2020 has been quite a year. It started out with such great promise. We had plans for backpacking trips, a photo trip out to Moab in the spring and a bucket list trip to Alaska. We are old enough to allow plenty of time between stimulus (being hit with a pandemic) and reaction (crying, ranting, over eating, finding peace in the simple pleasures…) One of our reactions to having to cancel trips both big and small was to get a camper. This was actually planned for 2021, but we pivoted based on the global situation. Our first week-long trip in August of 2020 was to Upstate New York. Not Moab, or Alaska, but very nice. We had some weather to deal with, but overall it was a very pleasant trip with our eldest daughter.
Near the campground was a small park on Lake Ontario with an inlet to Sodus Bay. At the end of the inlet was a working Great Lakes lighthouse. Since the park was just 5 minutes away and since the agenda for the trip was really just to spend some time together and relax, I found myself standing at the park, pre-dawn with my camera on multiple mornings. That got me thinking about some of my favorite images.
Before I go any further, I want to point out that I have terrible photography luck. When I go on vacation to wonderful places that are beautiful subjects, about 1 in 10 times do I get light and conditions that are even in the same zip code that I was hoping for. I have spent many hours and countless dollars chasing grandiose images of beautiful parks out west or even in New England, only to come back with snapshots. Nothing more than photographic evidence that I was present at a spectacular place on a crummy day.

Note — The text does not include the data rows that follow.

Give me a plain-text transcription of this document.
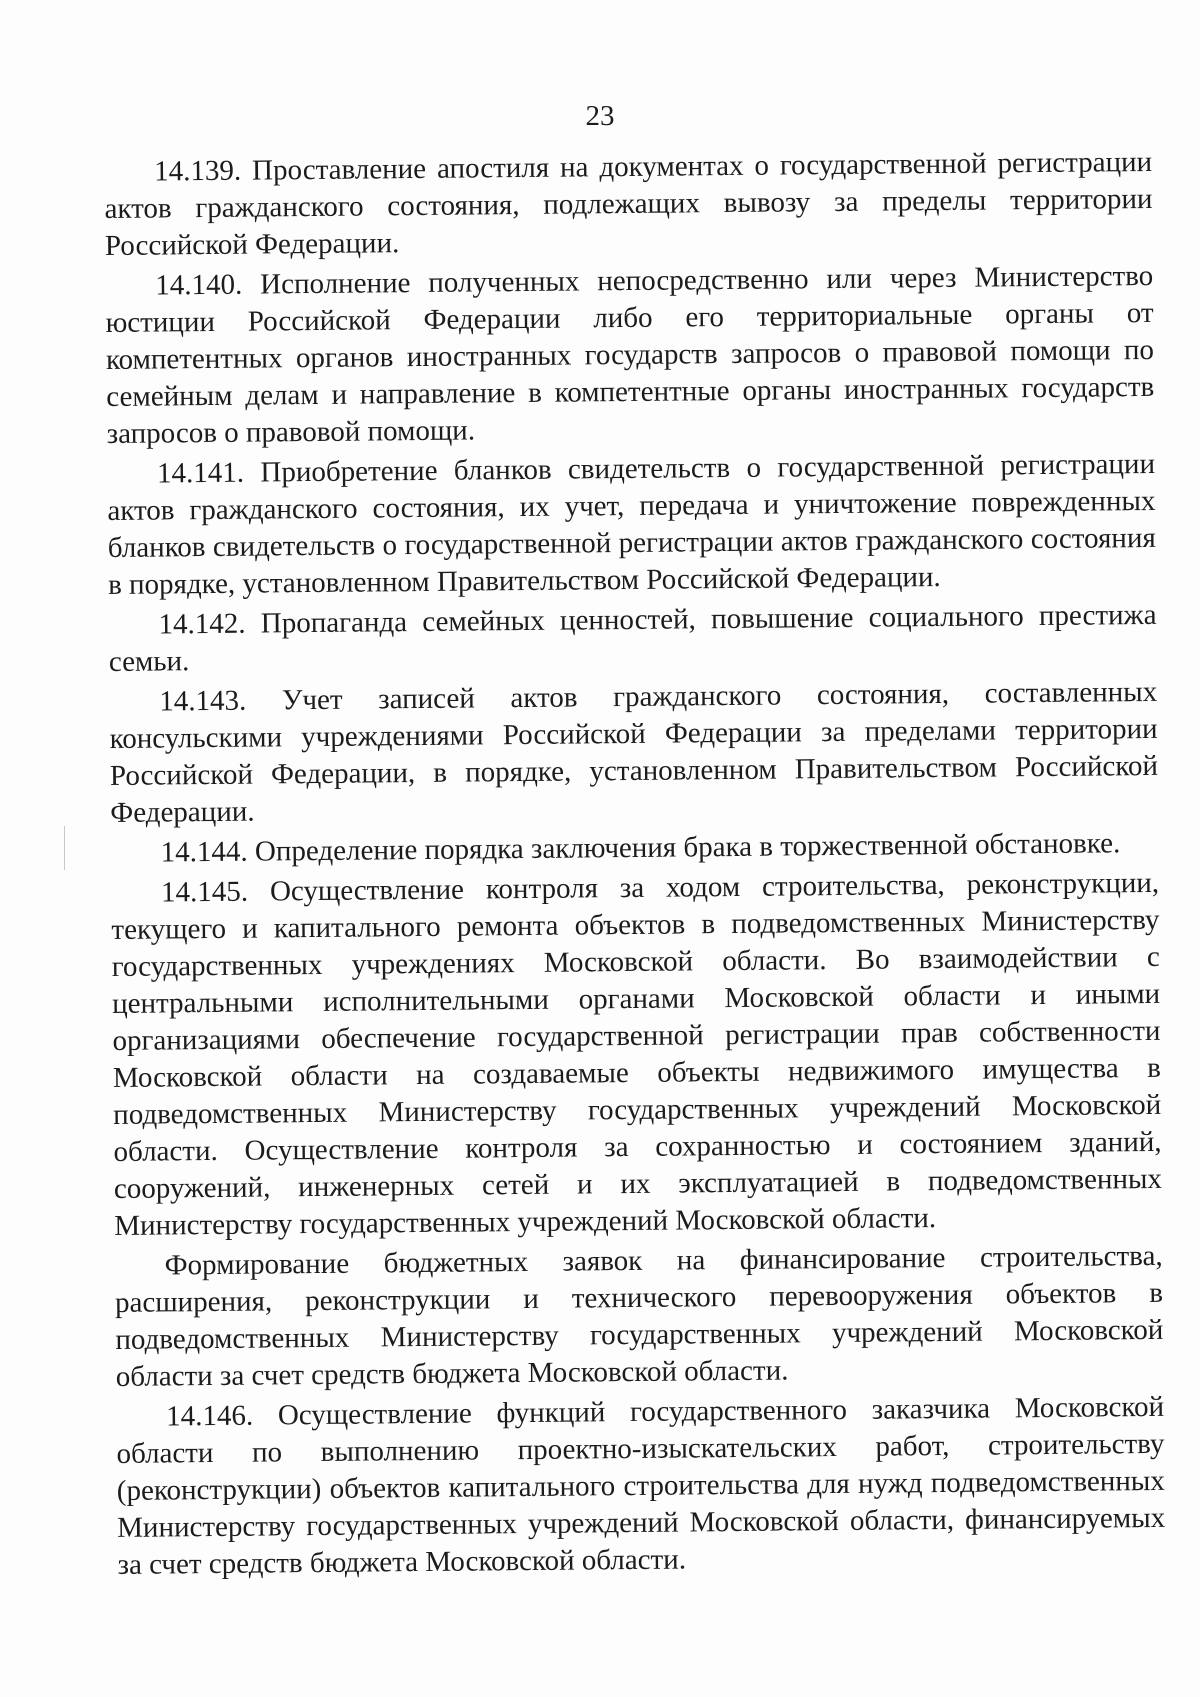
23

14.139. Проставление апостиля на документах о государственной регистрации актов гражданского состояния, подлежащих вывозу за пределы территории Российской Федерации.

14.140. Исполнение полученных непосредственно или через Министерство юстиции Российской Федерации либо его территориальные органы от компетентных органов иностранных государств запросов о правовой помощи по семейным делам и направление в компетентные органы иностранных государств запросов о правовой помощи.

14.141. Приобретение бланков свидетельств о государственной регистрации актов гражданского состояния, их учет, передача и уничтожение поврежденных бланков свидетельств о государственной регистрации актов гражданского состояния в порядке, установленном Правительством Российской Федерации.

14.142. Пропаганда семейных ценностей, повышение социального престижа семьи.

14.143. Учет записей актов гражданского состояния, составленных консульскими учреждениями Российской Федерации за пределами территории Российской Федерации, в порядке, установленном Правительством Российской Федерации.

14.144. Определение порядка заключения брака в торжественной обстановке.

14.145. Осуществление контроля за ходом строительства, реконструкции, текущего и капитального ремонта объектов в подведомственных Министерству государственных учреждениях Московской области. Во взаимодействии с центральными исполнительными органами Московской области и иными организациями обеспечение государственной регистрации прав собственности Московской области на создаваемые объекты недвижимого имущества в подведомственных Министерству государственных учреждений Московской области. Осуществление контроля за сохранностью и состоянием зданий, сооружений, инженерных сетей и их эксплуатацией в подведомственных Министерству государственных учреждений Московской области.

Формирование бюджетных заявок на финансирование строительства, расширения, реконструкции и технического перевооружения объектов в подведомственных Министерству государственных учреждений Московской области за счет средств бюджета Московской области.

14.146. Осуществление функций государственного заказчика Московской области по выполнению проектно-изыскательских работ, строительству (реконструкции) объектов капитального строительства для нужд подведомственных Министерству государственных учреждений Московской области, финансируемых за счет средств бюджета Московской области.
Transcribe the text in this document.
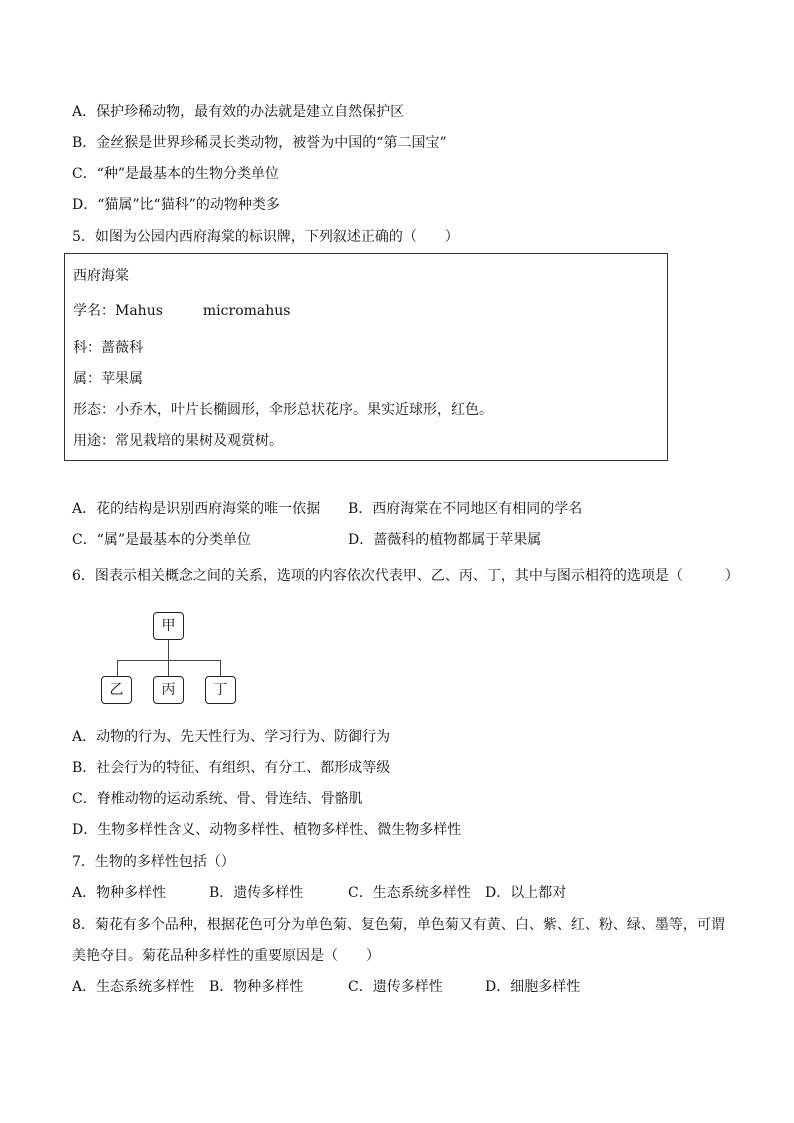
A．保护珍稀动物，最有效的办法就是建立自然保护区
B．金丝猴是世界珍稀灵长类动物，被誉为中国的“第二国宝”
C．“种”是最基本的生物分类单位
D．“猫属”比“猫科”的动物种类多
5．如图为公园内西府海棠的标识牌，下列叙述正确的（　　）
西府海棠
学名：Mahus	micromahus
科：蔷薇科
属：苹果属
形态：小乔木，叶片长椭圆形，伞形总状花序。果实近球形，红色。
用途：常见栽培的果树及观赏树。
A．花的结构是识别西府海棠的唯一依据 B．西府海棠在不同地区有相同的学名
C．“属”是最基本的分类单位	D．蔷薇科的植物都属于苹果属
6．图表示相关概念之间的关系，选项的内容依次代表甲、乙、丙、丁，其中与图示相符的选项是（　　　）
甲
乙	丙	丁
A．动物的行为、先天性行为、学习行为、防御行为
B．社会行为的特征、有组织、有分工、都形成等级
C．脊椎动物的运动系统、骨、骨连结、骨骼肌
D．生物多样性含义、动物多样性、植物多样性、微生物多样性
7．生物的多样性包括（）
A．物种多样性	B．遗传多样性	C．生态系统多样性 D．以上都对
8．菊花有多个品种，根据花色可分为单色菊、复色菊，单色菊又有黄、白、紫、红、粉、绿、墨等，可谓
美艳夺目。菊花品种多样性的重要原因是（　　）
A．生态系统多样性 B．物种多样性	C．遗传多样性	D．细胞多样性
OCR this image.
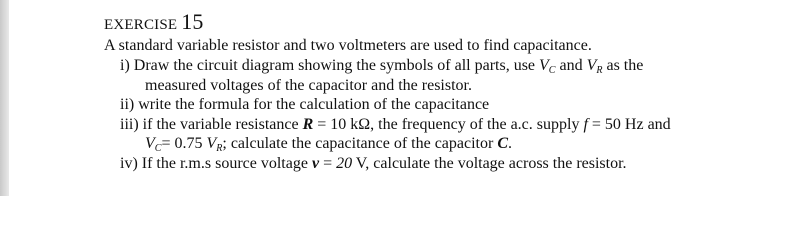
EXERCISE 15
A standard variable resistor and two voltmeters are used to find capacitance.
i) Draw the circuit diagram showing the symbols of all parts, use $V_C$ and $V_R$ as the
measured voltages of the capacitor and the resistor.
ii) write the formula for the calculation of the capacitance
iii) if the variable resistance R = 10 kΩ, the frequency of the a.c. supply f = 50 Hz and
$V_C= 0.75$ $V_R$; calculate the capacitance of the capacitor C.
iv) If the r.m.s source voltage v = 20 V, calculate the voltage across the resistor.
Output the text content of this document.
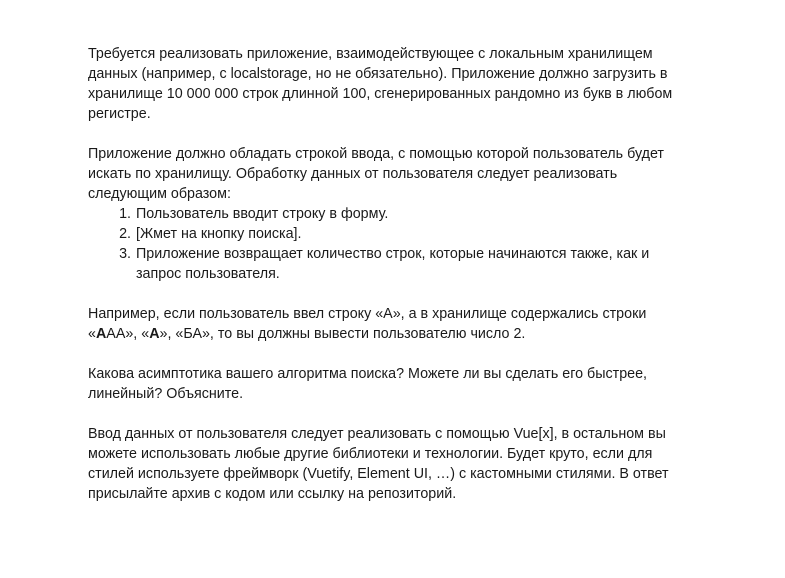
Требуется реализовать приложение, взаимодействующее с локальным хранилищем данных (например, с localstorage, но не обязательно). Приложение должно загрузить в хранилище 10 000 000 строк длинной 100, сгенерированных рандомно из букв в любом регистре.

Приложение должно обладать строкой ввода, с помощью которой пользователь будет искать по хранилищу. Обработку данных от пользователя следует реализовать следующим образом:

1. Пользователь вводит строку в форму.
2. [Жмет на кнопку поиска].
3. Приложение возвращает количество строк, которые начинаются также, как и запрос пользователя.

Например, если пользователь ввел строку «А», а в хранилище содержались строки «ААА», «А», «БА», то вы должны вывести пользователю число 2.

Какова асимптотика вашего алгоритма поиска? Можете ли вы сделать его быстрее, линейный? Объясните.

Ввод данных от пользователя следует реализовать с помощью Vue[x], в остальном вы можете использовать любые другие библиотеки и технологии. Будет круто, если для стилей используете фреймворк (Vuetify, Element UI, …) с кастомными стилями. В ответ присылайте архив с кодом или ссылку на репозиторий.
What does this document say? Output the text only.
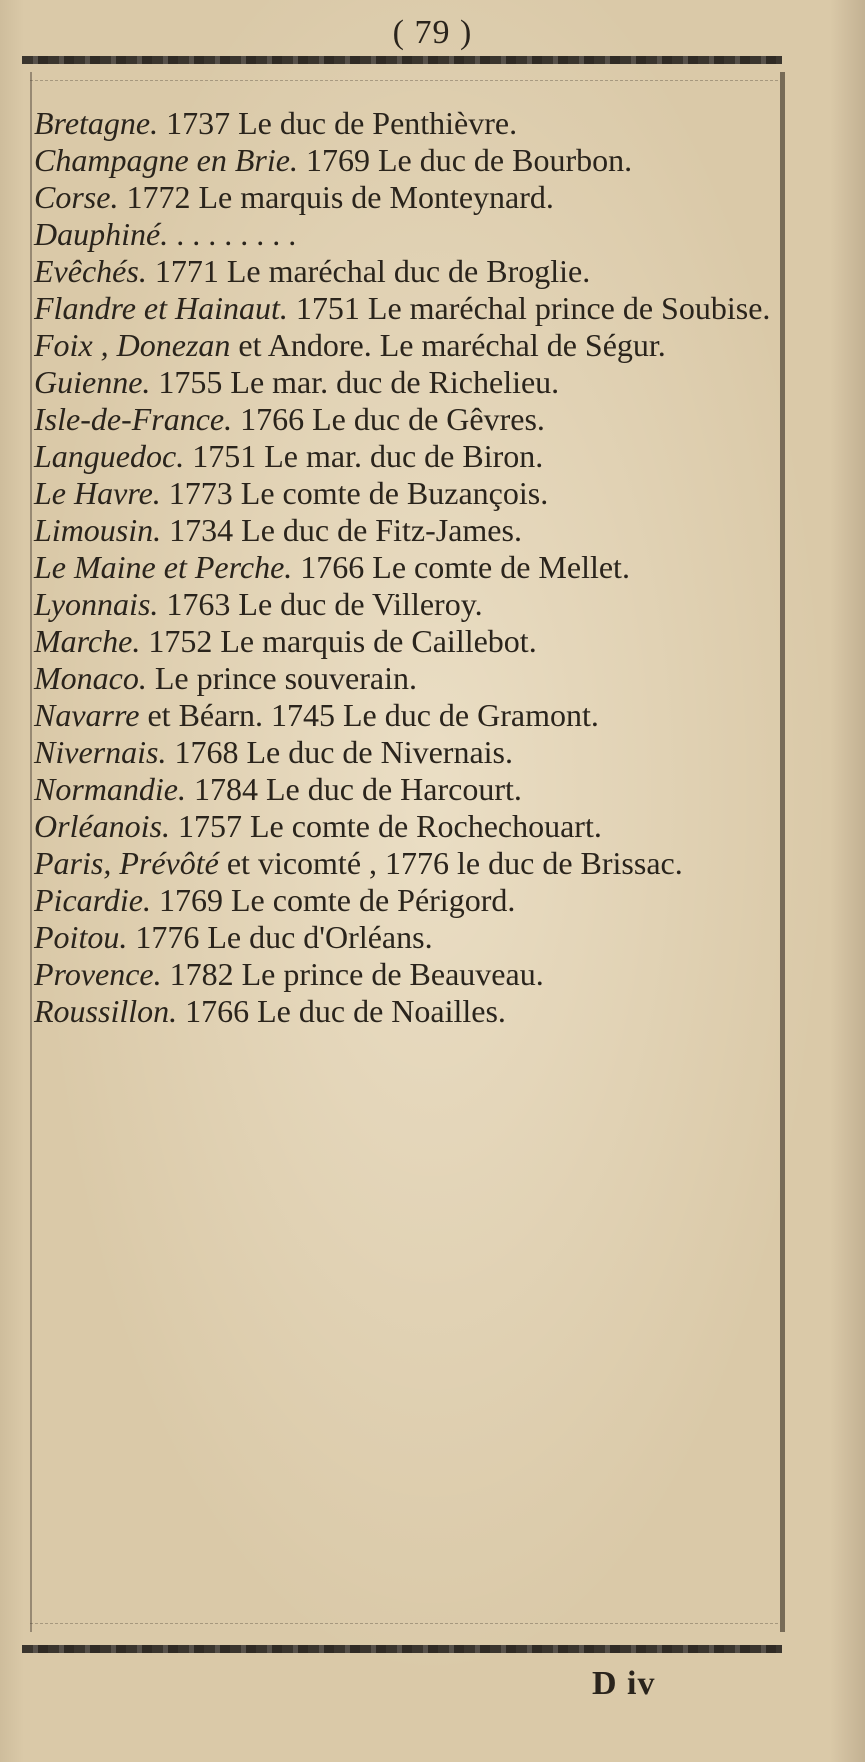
( 79 )

Bretagne. 1737 Le duc de Penthièvre.

Champagne en Brie. 1769 Le duc de Bourbon.

Corse. 1772 Le marquis de Monteynard.

Dauphiné. . . . . . . . .

Evêchés. 1771 Le maréchal duc de Broglie.

Flandre et Hainaut. 1751 Le maréchal prince de Soubise.

Foix , Donezan et Andore. Le maréchal de Ségur.

Guienne. 1755 Le mar. duc de Richelieu.

Isle-de-France. 1766 Le duc de Gêvres.

Languedoc. 1751 Le mar. duc de Biron.

Le Havre. 1773 Le comte de Buzançois.

Limousin. 1734 Le duc de Fitz-James.

Le Maine et Perche. 1766 Le comte de Mellet.

Lyonnais. 1763 Le duc de Villeroy.

Marche. 1752 Le marquis de Caillebot.

Monaco. Le prince souverain.

Navarre et Béarn. 1745 Le duc de Gramont.

Nivernais. 1768 Le duc de Nivernais.

Normandie. 1784 Le duc de Harcourt.

Orléanois. 1757 Le comte de Rochechouart.

Paris, Prévôté et vicomté , 1776 le duc de Brissac.

Picardie. 1769 Le comte de Périgord.

Poitou. 1776 Le duc d'Orléans.

Provence. 1782 Le prince de Beauveau.

Roussillon. 1766 Le duc de Noailles.

D iv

Back to my favorite images. Some of my favorite, wall worthy captures are places that I know all too well. Ferry Park in Rocky Hill, CT, The boardwalk in Seaside Heights, NJ, Marshall Point Light in Maine. As I already established, my best images are not because of luck. They are not even because of skill, although taking the time to learn the proper technique and developing an eye for composition is important. My best images were only possible because I was able to go back to the same spot over and over again. The luxury of being able to capture a location at different times and during different conditions and light are a way to “bullet proof” your portfolio. It's also a way to get something that is bigger than the sum of the images you capture.
For the four images of Sodus Bay Light. Each one was taken on a different day with a different process and technique. For me at least, each one evokes a different reaction. Would my time have been better spent finding four different locations? Perhaps I would have gotten very lucky and gotten conditions just right for each unique place. Making the choice I did, to return to the same place over and over gave me something different. It gave me a story. A way to represent the passage of time, even just over a few days for this very pretty place. This lighthouse has been around since 1938. Look at how many different conditions it saw in just 5 days. Even though I have only a five day story, I now have a reference. A map key if you will, to be able to imagine this place early in it’s life, in winter, in a thunderstorm, on a dark night, clear night with the galactic core of the Milky Way arching overhead. A single image, even under perfect conditions is a postcard. Just documentation that something exists. A series of images taken at different times, seasons and conditions makes the place real. It tells a story perhaps not of what the subject is, but more what it was and what it could be.
As I write this in mid August of 2020, it may be hard to imagine life as normal again. For me, it is easy to succumb to the notion that we will never get out of this mess we're in. But if you think about all of the changes and challenges Sodus Bay Light has seen in it’s time and think about how drastically conditions changed in five days, it is easy to imagine a time when COVID is over and we can all reconnect with the people and places that we love so we can keep on telling our story.